A few months ago, a death-row inmate sent our music editor a fan letter. He seems like a nice guy on paper—on the other hand, he did shoot a guy, hack him into pieces, and put them into a suitcase.
A few months ago, a death-row inmate from Nevada sent our music editor, Kelly McClure, a fan letter. His name is Scott Dozier, and he seems like a nice guy on paper—on the other hand, he did steal $12,000 from a dude who had brought the cash to buy stuff to make meth, then shot him, hacked the body into two pieces, and put it into a suitcase. He also killed another man in 2002, and they never found that guy’s head or arms. So just keep that in mind when you read the excerpt from his fan letter below.
Dear Ms. McClure,
You are hilarious and awesome and I love you, not, however, like you’d reasonably (and correctly the vast majority of the time) presume someone on death row means when they say they “love” you.
You’ve made it plain you’re a lesbian—which is terrific, but again, not like you’d reasonably presume when someone on death row says, “Gee… I think it’s terrific you’re a lesbian.” (I guess I can reasonably presume you’re not the same Kelly McClure from Boulder City, NV, who shared her virginity with me in the shower at Jeff Yinger’s house in the summer of ’85 for two reasons: I) I can’t imagine you’re old enough. II) you’re a lesbian… although she did play softball…)

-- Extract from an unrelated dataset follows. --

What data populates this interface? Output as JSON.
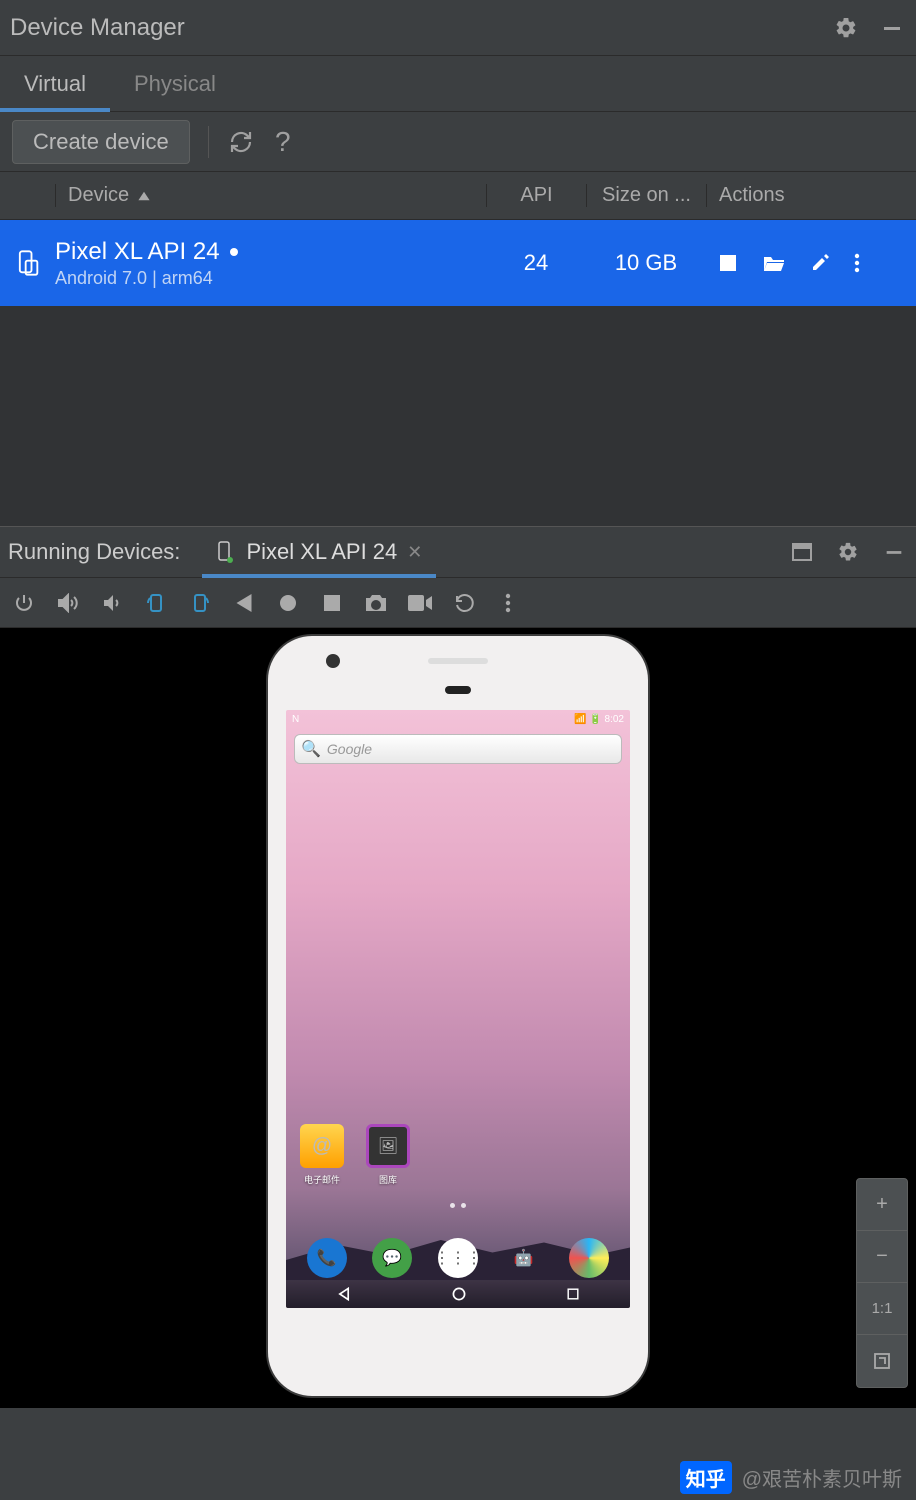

If you’ve ever had even the most remote personal or journalistic interest about life on death row, living as a “condemned to die” individual, associations or dynamics therein from someone who is not a creep… I’m your guy.
I’ve written the magazine before to no avail, and will likely continue to until the government-sanctioned murder of my corporeal being (and maybe my “soul” too, guess we’ll see ϑ), as I’ve got a surplus of time on my hands and a catastrophic dearth of intelligence, hilarity, and awesomeness. I can only draw and work out so much.
If you’re interested you can check out my “fit for public consumption” pastels at/on my Facebook page/wall (whatever the frick it’s called). No (in the event you’re wondering), I do not have FB/computer access, it’s managed by my sister and a friend.
My most sincere thanks for the little taste I get monthly, the mag rocks way hard ass, I love it (and yes I’d marry it). I read it cover to cover at least three times and wait with bated breath for the next issue to arrive.